Abstract

Widespread adoption of genetically modified glyphosate-resistant (GR) crops in the US has dramatically changed the agricultural landscape to one that selects for establishment and spread of weedy species resistant to glyphosate, a commonly applied herbicide. Weed species that possess the means to readily spread across the landscape will be contained by weed management strategies that limit weed establishment and prevent seed set. An empirically-derived simulation model was developed to explore GR Conyza canadensis spread in relation to characteristics of the agricultural landscape. C. canadensis seeds are carried in the wind and move among fields and therefore, access high quality habitat (GR crops) at long distances. The baseline scenario was the current GR adoption levels in many US agricultural landscapes with corn and soybean rotated annually. Alternate scenarios examined the interacting effects of management uniformity (GR crop adoption) and increased landscape richness (three crops: corn, soybean, alfalfa, instead of two), over a 10 year simulation period. When landscape uniformity increased (increased GR corn adoption), 3× more fields would be infested with the resistant biotype and a specific field would have up to 24% greater likelihood of being infested compared to the current GR crop adoption levels.

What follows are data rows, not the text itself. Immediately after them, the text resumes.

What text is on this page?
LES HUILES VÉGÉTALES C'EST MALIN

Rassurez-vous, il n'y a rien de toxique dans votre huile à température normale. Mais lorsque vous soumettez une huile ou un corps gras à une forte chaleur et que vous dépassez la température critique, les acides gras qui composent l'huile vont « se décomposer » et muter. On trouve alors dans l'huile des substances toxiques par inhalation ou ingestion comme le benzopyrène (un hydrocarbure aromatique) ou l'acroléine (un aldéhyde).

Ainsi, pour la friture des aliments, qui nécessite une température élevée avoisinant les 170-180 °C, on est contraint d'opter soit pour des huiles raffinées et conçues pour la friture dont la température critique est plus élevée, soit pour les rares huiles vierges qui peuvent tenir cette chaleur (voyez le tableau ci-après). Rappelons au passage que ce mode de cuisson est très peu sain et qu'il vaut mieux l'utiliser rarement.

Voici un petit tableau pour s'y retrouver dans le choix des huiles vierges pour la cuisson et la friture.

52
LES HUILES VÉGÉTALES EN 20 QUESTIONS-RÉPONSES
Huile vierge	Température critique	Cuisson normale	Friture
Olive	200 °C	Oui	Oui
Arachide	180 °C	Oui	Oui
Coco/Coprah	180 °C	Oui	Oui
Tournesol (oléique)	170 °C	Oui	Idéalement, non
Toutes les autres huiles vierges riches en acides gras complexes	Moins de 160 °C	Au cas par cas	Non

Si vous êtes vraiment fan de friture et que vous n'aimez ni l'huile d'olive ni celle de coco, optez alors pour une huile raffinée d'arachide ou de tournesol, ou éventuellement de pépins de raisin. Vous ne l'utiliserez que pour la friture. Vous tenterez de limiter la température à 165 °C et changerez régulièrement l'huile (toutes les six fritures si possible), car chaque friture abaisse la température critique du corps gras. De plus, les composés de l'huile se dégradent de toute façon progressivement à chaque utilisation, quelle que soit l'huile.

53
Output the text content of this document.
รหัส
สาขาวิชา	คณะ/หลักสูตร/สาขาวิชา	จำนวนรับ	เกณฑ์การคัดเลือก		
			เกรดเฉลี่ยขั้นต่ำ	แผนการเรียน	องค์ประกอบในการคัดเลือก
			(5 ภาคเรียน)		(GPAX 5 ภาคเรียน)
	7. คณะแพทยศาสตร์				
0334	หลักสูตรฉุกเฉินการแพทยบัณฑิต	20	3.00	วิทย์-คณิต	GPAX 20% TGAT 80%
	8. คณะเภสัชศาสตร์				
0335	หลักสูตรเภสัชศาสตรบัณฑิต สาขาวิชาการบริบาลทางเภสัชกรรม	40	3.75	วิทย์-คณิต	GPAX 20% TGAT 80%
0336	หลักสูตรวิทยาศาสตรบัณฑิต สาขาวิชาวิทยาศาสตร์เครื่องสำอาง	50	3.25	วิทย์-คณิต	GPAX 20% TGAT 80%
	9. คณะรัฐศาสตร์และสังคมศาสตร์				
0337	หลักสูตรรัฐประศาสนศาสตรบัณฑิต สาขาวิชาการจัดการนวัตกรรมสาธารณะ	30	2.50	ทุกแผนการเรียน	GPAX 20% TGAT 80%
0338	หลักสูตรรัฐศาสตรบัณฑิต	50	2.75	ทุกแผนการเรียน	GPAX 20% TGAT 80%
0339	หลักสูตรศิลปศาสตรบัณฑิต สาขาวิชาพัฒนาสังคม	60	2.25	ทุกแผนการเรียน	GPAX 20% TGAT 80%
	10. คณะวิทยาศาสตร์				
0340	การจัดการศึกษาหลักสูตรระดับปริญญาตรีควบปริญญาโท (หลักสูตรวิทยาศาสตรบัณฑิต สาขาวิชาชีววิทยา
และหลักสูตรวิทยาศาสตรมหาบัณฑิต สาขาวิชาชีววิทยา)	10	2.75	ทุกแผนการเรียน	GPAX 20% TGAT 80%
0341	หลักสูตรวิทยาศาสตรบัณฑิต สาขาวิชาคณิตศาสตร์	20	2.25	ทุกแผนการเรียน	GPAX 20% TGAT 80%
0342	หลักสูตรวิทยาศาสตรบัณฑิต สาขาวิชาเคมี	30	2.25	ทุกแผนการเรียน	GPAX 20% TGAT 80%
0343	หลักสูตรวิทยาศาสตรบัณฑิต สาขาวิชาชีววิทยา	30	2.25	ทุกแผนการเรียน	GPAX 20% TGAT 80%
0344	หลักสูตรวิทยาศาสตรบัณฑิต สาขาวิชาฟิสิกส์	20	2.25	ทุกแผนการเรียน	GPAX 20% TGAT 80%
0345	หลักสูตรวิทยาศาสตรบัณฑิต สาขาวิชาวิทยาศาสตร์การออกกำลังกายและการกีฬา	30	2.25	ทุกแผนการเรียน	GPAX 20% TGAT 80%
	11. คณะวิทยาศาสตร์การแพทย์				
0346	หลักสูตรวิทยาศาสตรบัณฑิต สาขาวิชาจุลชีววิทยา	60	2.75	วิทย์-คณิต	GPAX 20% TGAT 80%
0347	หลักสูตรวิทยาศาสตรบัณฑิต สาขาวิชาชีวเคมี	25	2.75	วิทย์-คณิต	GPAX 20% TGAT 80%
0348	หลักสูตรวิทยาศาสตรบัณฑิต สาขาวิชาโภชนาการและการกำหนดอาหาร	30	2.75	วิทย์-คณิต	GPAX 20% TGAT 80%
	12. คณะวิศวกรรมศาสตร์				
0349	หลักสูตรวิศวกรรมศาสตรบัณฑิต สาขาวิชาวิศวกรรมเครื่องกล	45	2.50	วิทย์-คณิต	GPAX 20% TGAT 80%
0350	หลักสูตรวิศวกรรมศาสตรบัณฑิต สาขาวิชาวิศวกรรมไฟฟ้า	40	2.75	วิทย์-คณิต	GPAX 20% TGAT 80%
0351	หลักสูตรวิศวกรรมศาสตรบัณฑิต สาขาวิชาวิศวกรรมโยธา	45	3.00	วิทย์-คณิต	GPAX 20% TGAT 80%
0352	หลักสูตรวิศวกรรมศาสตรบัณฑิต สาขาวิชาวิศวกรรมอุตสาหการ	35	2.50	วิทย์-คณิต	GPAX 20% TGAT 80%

Increased landscape richness (adding alfalfa as a third crop) slightly decreased GR C. canadensis abundance. Reduced GR management uniformity by way of reducing GR soybeans to half their current adoption levels had the greatest impact on spread and prevented GR C. canadensis from reaching high abundance. Large-scale reliance on glyphosate for weed management has increased high-fitness habitat and will result in rapid spread of glyphosate-resistant weeds. Without significant reductions of glyphosate use and without spatial coordination of weed and crop management practices, GR weeds will continue to spread rapidly and impact agricultural practices in areas reliant on glyphosate.